La mise à mort programmée de la Grèce

Demain, lundi 22 juin 2015, pourrait être le dernier acte de la mise à mort programmée de la Grèce.

Demain, lundi 22 juin 2015, une dernière série de sommets européens aura lieu à Bruxelles. Je pense que rien n’en sortira. Je peux me tromper.

Le sommet de l’EuroGroup jeudi 18 juin 2015 à Luxembourg n’a rien donné, pour une raison simple : à part Yanis Varoufakis, personne n’était venu pour négocier. A part Yanis Varoufakis, personne n’était venu avec des propositions — sinon les réponses robotisées habituelles : « il faut appliquer le mémorandum, il faut appliquer les traités européens, vous devez payer, vous allez payer, salauds de pauvres ! ».

Et le plus singulier dans cette affaire, c’est que Yanis Varoufakis n’avait même pas été autorisé à transmettre ses propositions à ses collègues ministres des finances de la zone euro. Comme il l’a expliqué le surlendemain à « The Irish Times », en date du 20 juin 2015 :

I was not allowed to share with Mr Noonan, or indeed with any other finance minister, our written proposals. In fact, as our German counterpart was later to confirm, any written submission to a finance minister by either Greece or the institutions was « unacceptable », as he would then need to table it at the Bundestag, thus negating its utility as a negotiating bid.

The euro zone moves in a mysterious way. Momentous decisions are rubber- stamped by finance ministers who remain in the dark on the details, while unelected officials of mighty institutions are locked into one-sided negotiations with a solitary government-in-distress.

It is as if Europe has determined that elected finance ministers are not up to the task of mastering the technical details; a task best left to « experts » representing not voters but the institutions. One can only wonder to what extent such an arrangement is efficient, let alone remotely democratic.

Le ton a monté ces dernières semaines. Beaucoup de bornes ont été franchies. Les « institutions européennes » n’en sortent pas grandies.

L’orage approche. La foudre va tomber. Du moins c’est ce que je ressens.

Je pense au titre du chapître XXII du roman « Le Drapeau Noir » de Jules Romains, sur les mois et les semaines précédant la catastrophe de 1914 : « Tourbillon de feuilles avant l’orage ». « L’Europe, mon pays ! »

C’est ainsi que ce brave peuple, d’hommes assez mal vêtus, peu soigneux de leur personne et de taille plutôt courte, se préparait à entrer une fois de plus dans l’Histoire.

Je pense à la promenade de Meina Gladstone à travers l’empire galactique appelé l’Hégémonie, au chapître 18 du roman « La Chute d’Hypérion » de Dan Simmons :

Meina Gladstone nodded, gathered her cape more tightly around her, and stepped back through the portal to a world which would never be the same again.

Promenade dans ce tourbillon de feuilles avant l’orage.

L’accusation. Faisons d’abord un petit tour d’horizon de voix qui appellent désormais ouvertement à la mise à mort de la Grèce.

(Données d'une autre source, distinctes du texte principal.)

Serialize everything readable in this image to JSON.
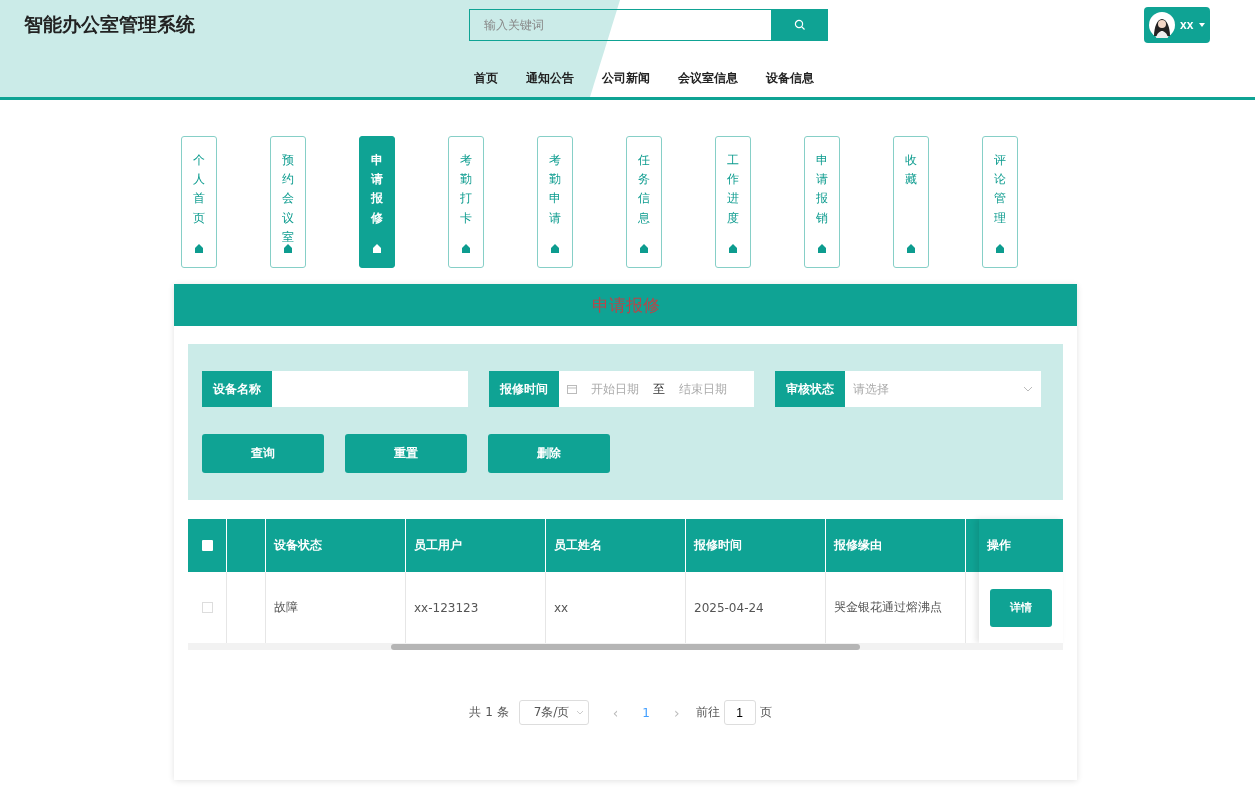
{
  "header": {
    "title": "智能办公室管理系统",
    "search": {
      "placeholder": "输入关键词"
    },
    "user": {
      "name": "xx"
    },
    "nav": [
      {
        "label": "首页"
      },
      {
        "label": "通知公告"
      },
      {
        "label": "公司新闻"
      },
      {
        "label": "会议室信息"
      },
      {
        "label": "设备信息"
      }
    ]
  },
  "side_menu": [
    {
      "label": "个人首页",
      "selected": false
    },
    {
      "label": "预约会议室",
      "selected": false
    },
    {
      "label": "申请报修",
      "selected": true
    },
    {
      "label": "考勤打卡",
      "selected": false
    },
    {
      "label": "考勤申请",
      "selected": false
    },
    {
      "label": "任务信息",
      "selected": false
    },
    {
      "label": "工作进度",
      "selected": false
    },
    {
      "label": "申请报销",
      "selected": false
    },
    {
      "label": "收藏",
      "selected": false
    },
    {
      "label": "评论管理",
      "selected": false
    }
  ],
  "panel": {
    "title": "申请报修",
    "filters": [
      {
        "kind": "text",
        "label": "设备名称"
      },
      {
        "kind": "daterange",
        "label": "报修时间",
        "start_placeholder": "开始日期",
        "separator": "至",
        "end_placeholder": "结束日期"
      },
      {
        "kind": "select",
        "label": "审核状态",
        "placeholder": "请选择"
      }
    ],
    "buttons": [
      "查询",
      "重置",
      "删除"
    ],
    "table": {
      "select_all_checked": false,
      "columns": [
        "设备状态",
        "员工用户",
        "员工姓名",
        "报修时间",
        "报修缘由"
      ],
      "action_column": "操作",
      "rows": [
        {
          "checked": false,
          "cells": [
            "故障",
            "xx-123123",
            "xx",
            "2025-04-24",
            "哭金银花通过熔沸点"
          ],
          "action": "详情"
        }
      ]
    },
    "pagination": {
      "total": "共 1 条",
      "page_size": "7条/页",
      "prev": "‹",
      "pages": [
        {
          "label": "1",
          "selected": true
        }
      ],
      "next": "›",
      "goto_label": "前往",
      "goto_value": "1",
      "goto_suffix": "页"
    }
  }
}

Le 14 juin, dans « Bild » (le plus grand quotidien d’Europe par sa diffusion — deux millions d’exemplaires quotidiens), Sigmar Gabriel, le vice-chancelier allemand, nominalement social-démocrate (oui, « social-démocrate » !), s’est laissé aller à dire :

Nous voulons aider la Grèce et la garder dans l’euro. Mais non seulement le temps est compté, mais aussi partout en Europe la patience s’épuise. A travers toute l’Europe, il y a un sentiment croissant : ça suffit. (…)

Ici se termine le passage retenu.